Going forward, he said, BioSkryb is interested in integrating the assay with its core technology for sequencing single viral genomes, with the goal of determining the clonal diversity of SARS-CoV-2.
Meanwhile, other labs have been exploring other ways to relieve coronavirus testing bottlenecks. One lab at Rutgers University, for example, recently started using saliva samples as input material because they are much easier to collect than NP swabs and don't require swabs and viral transport medium, which have also become scarce. However, a lack of time to validate modifications like these in their own labs might be holding others back from implementing some of these newer workflows.
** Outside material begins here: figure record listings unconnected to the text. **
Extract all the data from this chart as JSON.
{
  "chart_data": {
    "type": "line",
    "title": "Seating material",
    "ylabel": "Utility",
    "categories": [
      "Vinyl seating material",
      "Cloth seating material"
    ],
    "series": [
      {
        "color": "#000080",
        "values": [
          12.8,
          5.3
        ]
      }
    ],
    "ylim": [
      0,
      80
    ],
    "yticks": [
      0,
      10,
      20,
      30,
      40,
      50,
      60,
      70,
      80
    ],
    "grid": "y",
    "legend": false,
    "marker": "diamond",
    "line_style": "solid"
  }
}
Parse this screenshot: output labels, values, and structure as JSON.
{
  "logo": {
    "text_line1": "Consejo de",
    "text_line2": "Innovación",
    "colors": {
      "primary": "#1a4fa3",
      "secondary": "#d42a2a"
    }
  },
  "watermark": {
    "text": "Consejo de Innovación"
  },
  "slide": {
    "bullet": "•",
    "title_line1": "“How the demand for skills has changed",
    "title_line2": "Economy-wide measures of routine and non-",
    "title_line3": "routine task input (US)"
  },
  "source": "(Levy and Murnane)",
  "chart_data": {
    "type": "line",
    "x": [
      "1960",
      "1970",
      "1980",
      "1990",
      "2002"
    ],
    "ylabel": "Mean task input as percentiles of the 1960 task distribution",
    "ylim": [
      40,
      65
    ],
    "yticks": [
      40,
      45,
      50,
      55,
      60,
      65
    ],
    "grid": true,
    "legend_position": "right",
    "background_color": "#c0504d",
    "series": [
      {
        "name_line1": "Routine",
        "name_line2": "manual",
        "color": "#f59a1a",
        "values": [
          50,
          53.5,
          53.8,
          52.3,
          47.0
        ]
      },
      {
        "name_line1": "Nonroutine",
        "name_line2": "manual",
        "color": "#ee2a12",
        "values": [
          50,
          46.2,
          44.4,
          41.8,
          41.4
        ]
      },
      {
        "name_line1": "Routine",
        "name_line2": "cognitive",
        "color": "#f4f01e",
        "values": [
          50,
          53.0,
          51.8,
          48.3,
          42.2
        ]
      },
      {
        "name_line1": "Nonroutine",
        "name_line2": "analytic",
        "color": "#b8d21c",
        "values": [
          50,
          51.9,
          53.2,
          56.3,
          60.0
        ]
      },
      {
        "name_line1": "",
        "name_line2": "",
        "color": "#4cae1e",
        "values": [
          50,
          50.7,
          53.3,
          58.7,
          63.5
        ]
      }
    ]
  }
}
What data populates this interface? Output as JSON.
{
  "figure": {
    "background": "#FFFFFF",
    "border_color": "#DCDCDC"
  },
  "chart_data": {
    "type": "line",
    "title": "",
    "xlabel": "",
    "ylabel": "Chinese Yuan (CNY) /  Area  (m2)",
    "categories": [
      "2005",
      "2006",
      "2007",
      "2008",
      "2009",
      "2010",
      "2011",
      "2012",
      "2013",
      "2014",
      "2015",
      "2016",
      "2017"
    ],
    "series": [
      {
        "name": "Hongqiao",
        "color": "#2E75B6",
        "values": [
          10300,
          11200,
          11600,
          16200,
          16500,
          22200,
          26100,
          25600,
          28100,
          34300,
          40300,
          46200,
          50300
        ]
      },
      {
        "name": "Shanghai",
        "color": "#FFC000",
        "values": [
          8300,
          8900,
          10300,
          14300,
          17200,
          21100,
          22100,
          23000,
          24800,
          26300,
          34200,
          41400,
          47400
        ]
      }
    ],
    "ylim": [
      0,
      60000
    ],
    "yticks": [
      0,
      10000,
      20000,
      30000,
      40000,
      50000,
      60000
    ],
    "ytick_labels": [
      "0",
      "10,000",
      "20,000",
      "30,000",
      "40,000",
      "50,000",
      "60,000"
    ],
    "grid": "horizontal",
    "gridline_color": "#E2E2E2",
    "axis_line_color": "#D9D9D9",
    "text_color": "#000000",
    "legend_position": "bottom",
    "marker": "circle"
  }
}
"As the first wave of the outbreak begins to slow down, many of us that would otherwise be doing those studies will get the time to breathe and be able to start thinking about doing that," Ledeboer said. "One of the challenges up until now has really been, clinical laboratories have been running full throttle, if you will, focused on being able to provide as many tests as they can, and as broadly as they can. That has largely been driven by the very rapid expansion of the number of cases that we're detecting. As we start to see this first phase begin to slow down and wane, we really have the opportunity to begin those studies, doing them in well-designed fashions so we can get useful viable data."